Vacuum Folding Dynamics: Precision Observables and Experimental Windows

The Vacuum Folding Dynamics (VFD) framework predicts a scalar field σf with bare mass m₀ ~ 10⁻³ eV and dilaton coupling β₁ ~ O (1–10) to matter. In the chameleon-screened regime, the effective coupling in dense environments is reduced by the thin-shell factor, rendering VFD compatible with all existing fifth-force searches.

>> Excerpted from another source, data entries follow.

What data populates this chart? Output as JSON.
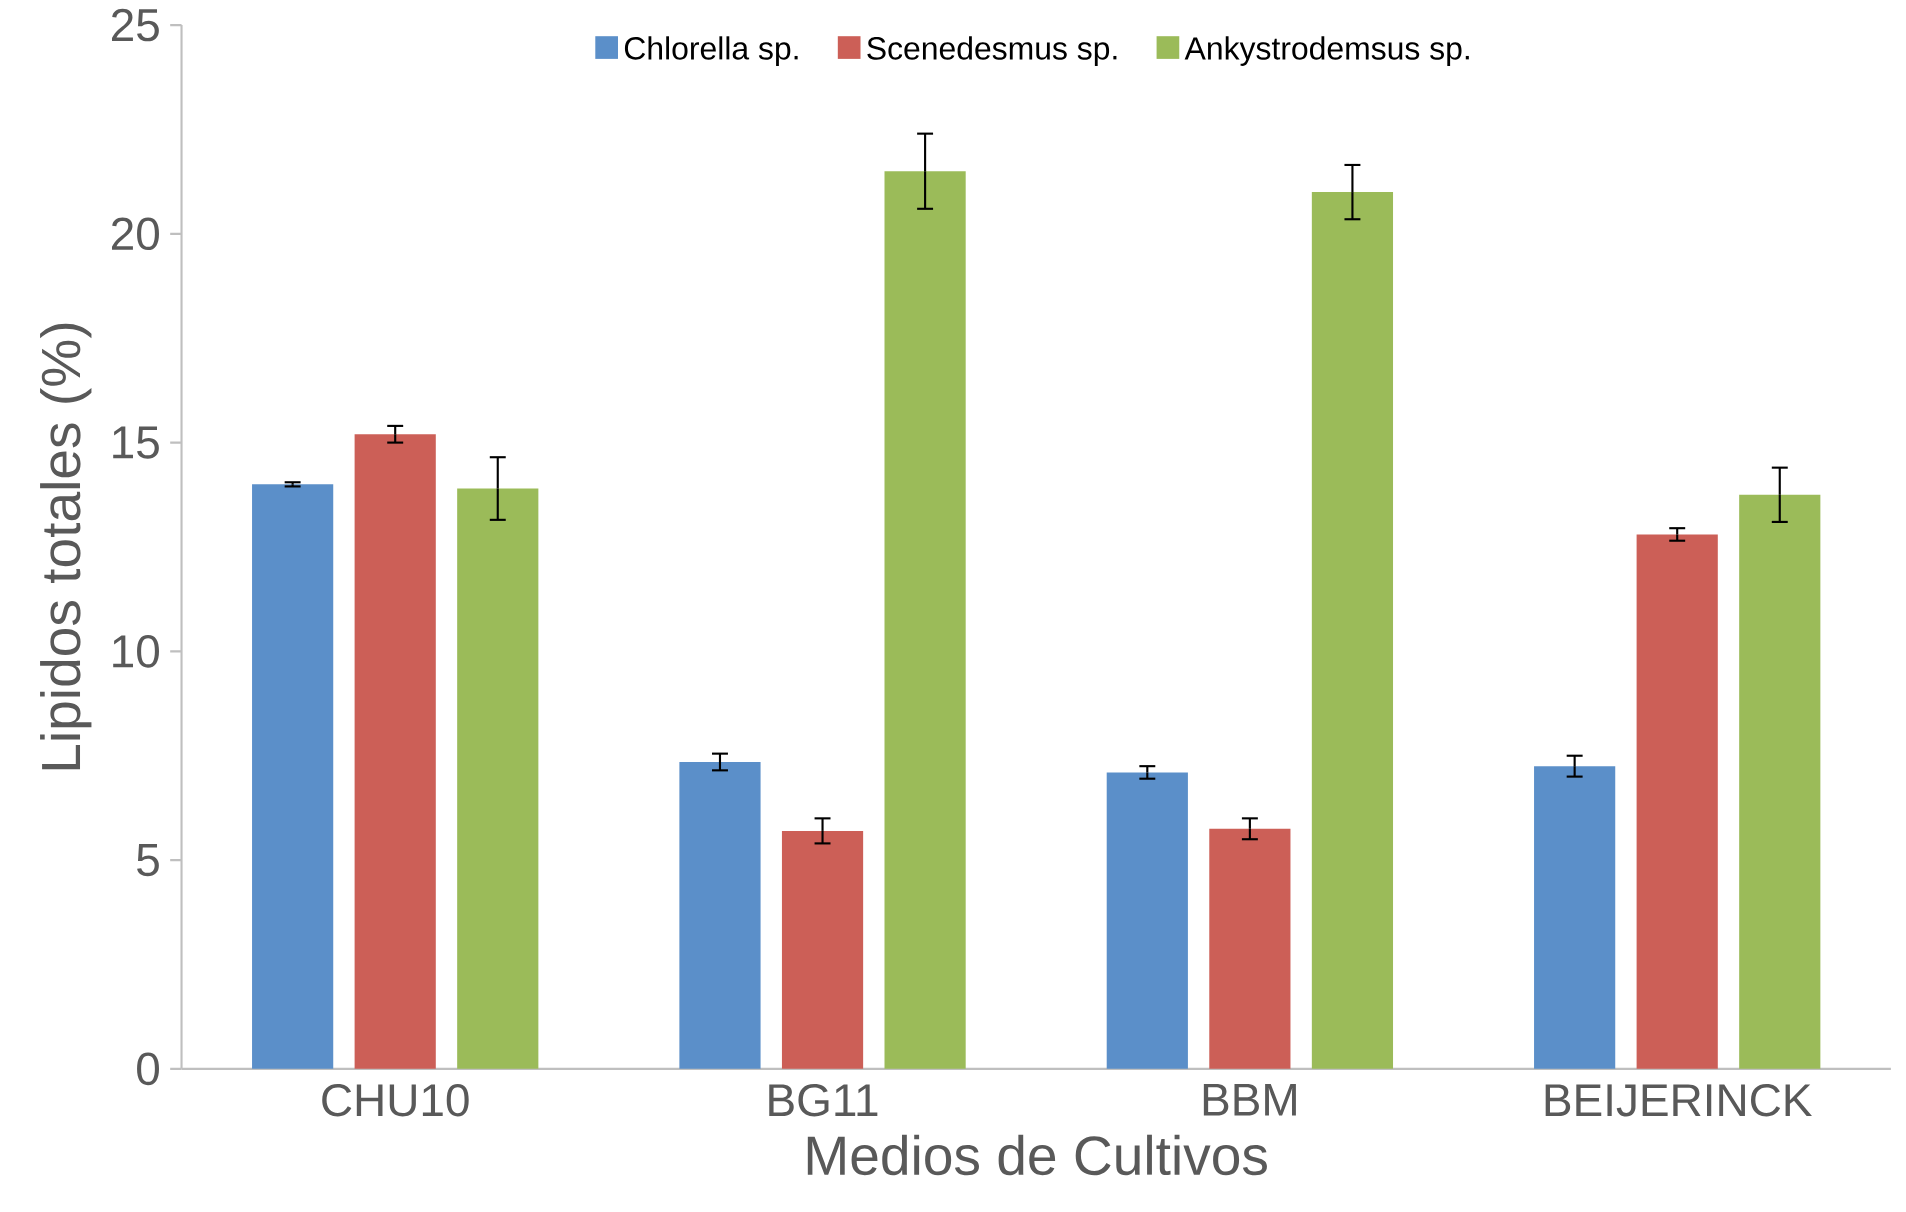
{
  "chart_data": {
    "type": "bar",
    "xlabel": "Medios de Cultivos",
    "ylabel": "Lipidos totales (%)",
    "categories": [
      "CHU10",
      "BG11",
      "BBM",
      "BEIJERINCK"
    ],
    "series": [
      {
        "name": "Chlorella sp.",
        "color": "#5b8fc9",
        "values": [
          14.0,
          7.35,
          7.1,
          7.25
        ],
        "errors": [
          0.05,
          0.2,
          0.15,
          0.25
        ]
      },
      {
        "name": "Scenedesmus sp.",
        "color": "#cc5f57",
        "values": [
          15.2,
          5.7,
          5.75,
          12.8
        ],
        "errors": [
          0.2,
          0.3,
          0.25,
          0.15
        ]
      },
      {
        "name": "Ankystrodemsus sp.",
        "color": "#9bbb59",
        "values": [
          13.9,
          21.5,
          21.0,
          13.75
        ],
        "errors": [
          0.75,
          0.9,
          0.65,
          0.65
        ]
      }
    ],
    "ylim": [
      0,
      25
    ],
    "yticks": [
      0,
      5,
      10,
      15,
      20,
      25
    ],
    "grid": false,
    "legend": "top"
  }
}
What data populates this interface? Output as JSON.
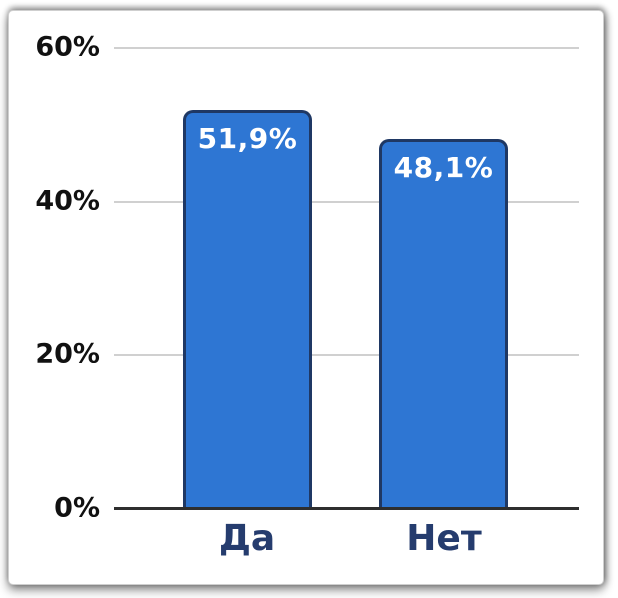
{
  "chart_data": {
    "type": "bar",
    "title": "",
    "xlabel": "",
    "ylabel": "",
    "categories": [
      "Да",
      "Нет"
    ],
    "values": [
      51.9,
      48.1
    ],
    "value_labels": [
      "51,9%",
      "48,1%"
    ],
    "ylim": [
      0,
      60
    ],
    "yticks": [
      0,
      20,
      40,
      60
    ],
    "ytick_labels": [
      "0%",
      "20%",
      "40%",
      "60%"
    ],
    "grid": true,
    "legend": false,
    "colors": {
      "bar_fill": "#2E76D3",
      "bar_border": "#1F3864",
      "value_label": "#FFFFFF",
      "category_label": "#253C6E",
      "tick_label": "#111111",
      "gridline": "#D0D0D0",
      "axis_line": "#2E2E2E",
      "card_background": "#FFFFFF"
    }
  }
}
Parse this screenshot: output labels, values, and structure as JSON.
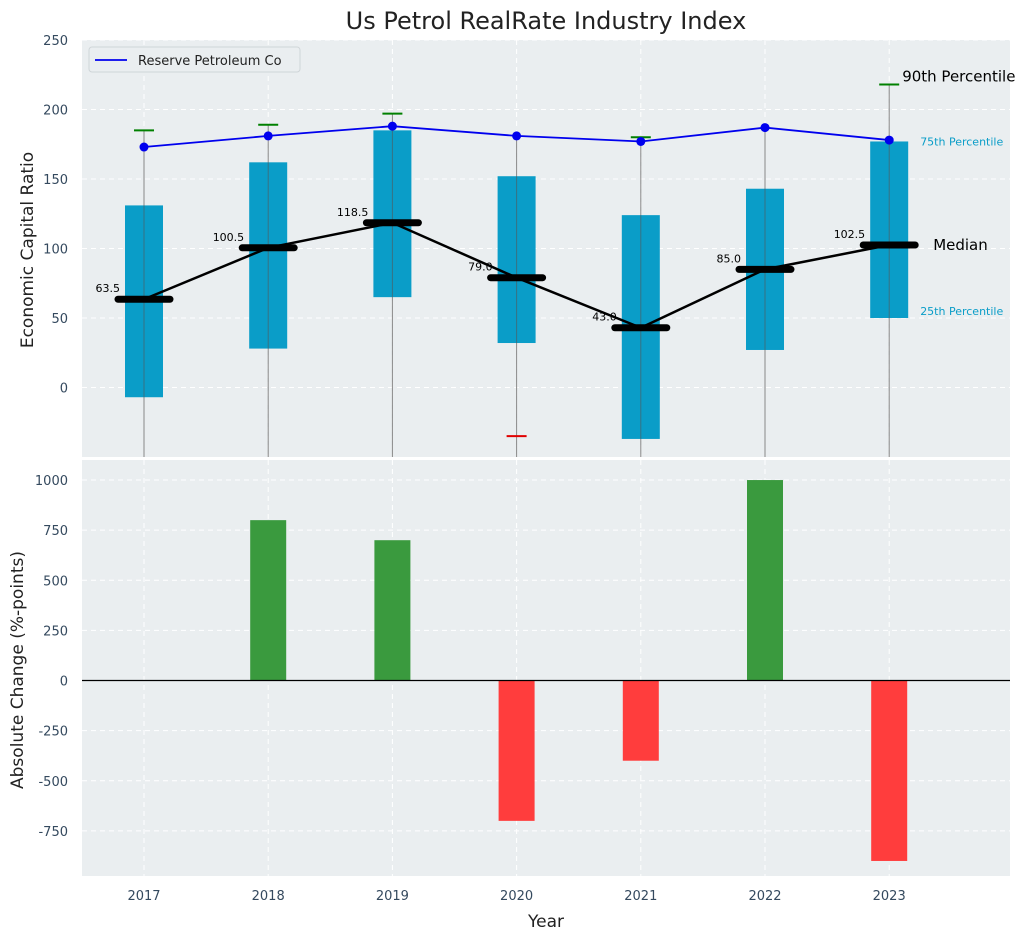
{
  "chart_data": [
    {
      "type": "box",
      "title": "Us Petrol RealRate Industry Index",
      "xlabel": "",
      "ylabel": "Economic Capital Ratio",
      "ylim": [
        -50,
        250
      ],
      "yticks": [
        0,
        50,
        100,
        150,
        200,
        250
      ],
      "grid": true,
      "legend_position": "top-left",
      "categories": [
        "2017",
        "2018",
        "2019",
        "2020",
        "2021",
        "2022",
        "2023"
      ],
      "p25": [
        -7,
        28,
        65,
        32,
        -37,
        27,
        50
      ],
      "p75": [
        131,
        162,
        185,
        152,
        124,
        143,
        177
      ],
      "median": [
        63.5,
        100.5,
        118.5,
        79.0,
        43.0,
        85.0,
        102.5
      ],
      "median_labels": [
        "63.5",
        "100.5",
        "118.5",
        "79.0",
        "43.0",
        "85.0",
        "102.5"
      ],
      "p90": [
        185,
        189,
        197,
        null,
        180,
        null,
        218
      ],
      "p10": [
        null,
        null,
        null,
        -35,
        null,
        null,
        null
      ],
      "series": [
        {
          "name": "Reserve Petroleum Co",
          "values": [
            173,
            181,
            188,
            181,
            177,
            187,
            178
          ],
          "color": "#0000ee"
        }
      ],
      "annotations": {
        "p90": "90th Percentile",
        "p75": "75th Percentile",
        "median": "Median",
        "p25": "25th Percentile"
      }
    },
    {
      "type": "bar",
      "xlabel": "Year",
      "ylabel": "Absolute Change (%-points)",
      "ylim": [
        -975,
        1100
      ],
      "yticks": [
        -750,
        -500,
        -250,
        0,
        250,
        500,
        750,
        1000
      ],
      "grid": true,
      "categories": [
        "2017",
        "2018",
        "2019",
        "2020",
        "2021",
        "2022",
        "2023"
      ],
      "values": [
        0,
        800,
        700,
        -700,
        -400,
        1000,
        -900
      ],
      "colors": {
        "positive": "#3a9a3e",
        "negative": "#ff3d3d"
      }
    }
  ],
  "colors": {
    "box": "#0a9dc8",
    "median": "#000000",
    "background": "#eaeef0",
    "p90_cap": "#008000",
    "p10_cap": "#e00000"
  }
}
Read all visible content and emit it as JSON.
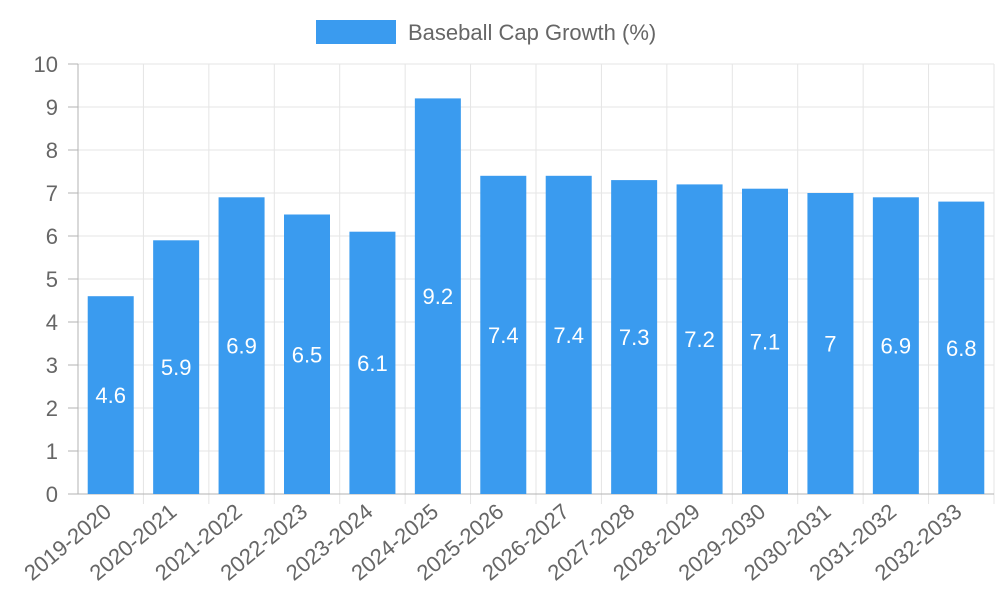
{
  "colors": {
    "bar": "#3a9bef",
    "grid": "#e5e5e5",
    "axis": "#b3b3b3",
    "text": "#666666",
    "label": "#ffffff"
  },
  "chart_data": {
    "type": "bar",
    "categories": [
      "2019-2020",
      "2020-2021",
      "2021-2022",
      "2022-2023",
      "2023-2024",
      "2024-2025",
      "2025-2026",
      "2026-2027",
      "2027-2028",
      "2028-2029",
      "2029-2030",
      "2030-2031",
      "2031-2032",
      "2032-2033"
    ],
    "series": [
      {
        "name": "Baseball Cap Growth (%)",
        "values": [
          4.6,
          5.9,
          6.9,
          6.5,
          6.1,
          9.2,
          7.4,
          7.4,
          7.3,
          7.2,
          7.1,
          7,
          6.9,
          6.8
        ]
      }
    ],
    "ylim": [
      0,
      10
    ],
    "yticks": [
      0,
      1,
      2,
      3,
      4,
      5,
      6,
      7,
      8,
      9,
      10
    ],
    "grid": true,
    "legend_position": "top-center",
    "data_labels": true
  }
}
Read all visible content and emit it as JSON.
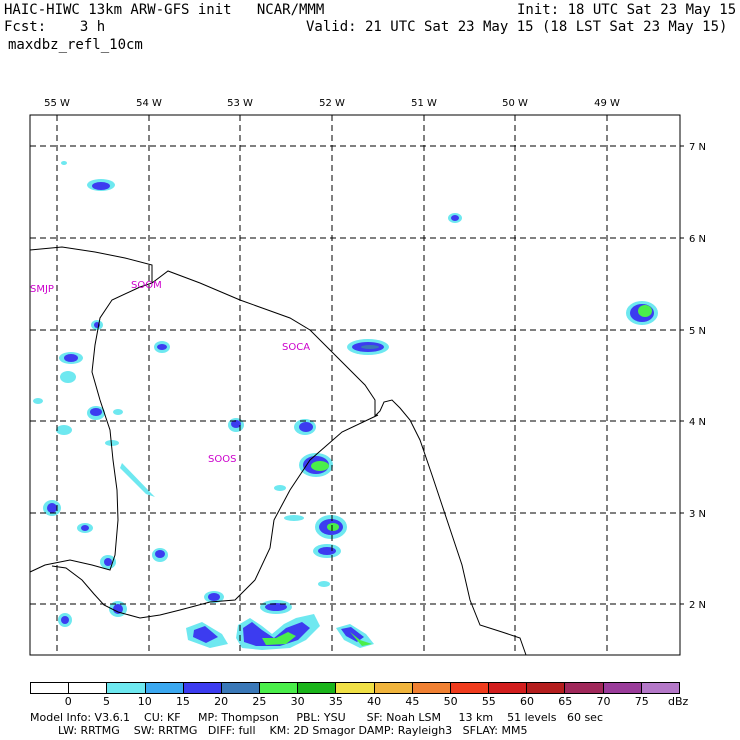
{
  "header": {
    "title": "HAIC-HIWC 13km ARW-GFS init   NCAR/MMM",
    "init": "Init: 18 UTC Sat 23 May 15",
    "fcst": "Fcst:    3 h",
    "valid": "Valid: 21 UTC Sat 23 May 15 (18 LST Sat 23 May 15)",
    "field": "maxdbz_refl_10cm"
  },
  "map": {
    "lon_labels": [
      "55 W",
      "54 W",
      "53 W",
      "52 W",
      "51 W",
      "50 W",
      "49 W"
    ],
    "lat_labels": [
      "7 N",
      "6 N",
      "5 N",
      "4 N",
      "3 N",
      "2 N"
    ],
    "place_labels": [
      "SMJP",
      "SOOM",
      "SOCA",
      "SOOS"
    ],
    "place_label_color": "#cc00cc"
  },
  "colorbar": {
    "ticks": [
      "0",
      "5",
      "10",
      "15",
      "20",
      "25",
      "30",
      "35",
      "40",
      "45",
      "50",
      "55",
      "60",
      "65",
      "70",
      "75"
    ],
    "unit": "dBz",
    "colors": [
      "#ffffff",
      "#ffffff",
      "#6ee8f0",
      "#3ba8f0",
      "#3c3cf0",
      "#3a78b8",
      "#4aee4a",
      "#1ab41a",
      "#f0e046",
      "#f0b43c",
      "#f08032",
      "#f03c1e",
      "#d21e1e",
      "#b41e1e",
      "#a0285a",
      "#9a3c9a",
      "#b478c8"
    ]
  },
  "footer": {
    "line1": "Model Info: V3.6.1    CU: KF     MP: Thompson     PBL: YSU      SF: Noah LSM     13 km    51 levels   60 sec",
    "line2": "        LW: RRTMG    SW: RRTMG   DIFF: full    KM: 2D Smagor DAMP: Rayleigh3   SFLAY: MM5"
  }
}
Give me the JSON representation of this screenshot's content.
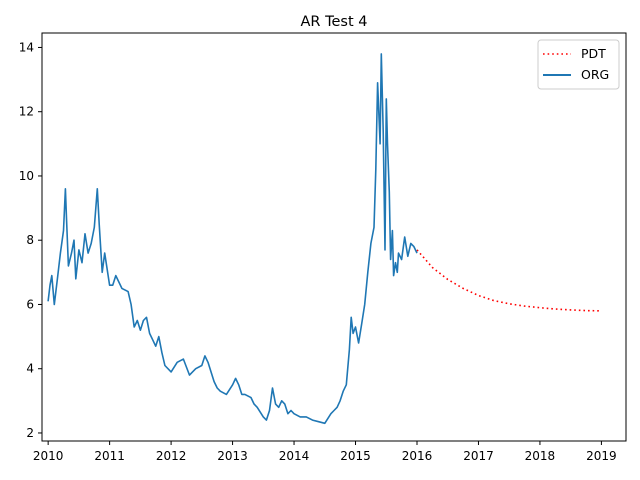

This paper presents a systematic confrontation of VFD predictions with the full suite of precision low-energy experiments: (i) sub-millimetre gravity (Eöt-Wash torsion balance), (ii) lunar laser ranging (LLR), (iii) the MICROSCOPE satellite test of the weak equivalence principle, (iv) atomic clock comparisons constraining time variation of the fine-structure constant α, (v) the Oklo natural reactor bound, (vi) quasar absorption-line spectroscopy, and (vii) the Nordtvedt effect constraining the strong equivalence principle. In every case the VFD prediction falls below the experimental bound by large margins, ranging from ~5×10³ (Eöt-Wash torsion balance at r ~ r_σ = 1/m₀ ≈ 0. 2 mm) to effective infinity (MICROSCOPE, LLR, and Nordtvedt, where exponential Yukawa suppression renders the signal identically zero). The screening mechanism is essential: without it, β₁ ~ 10 would violate the Eöt-Wash bound by more than three orders of magnitude (αbare ~ 200 vs. αEW < 0. 1).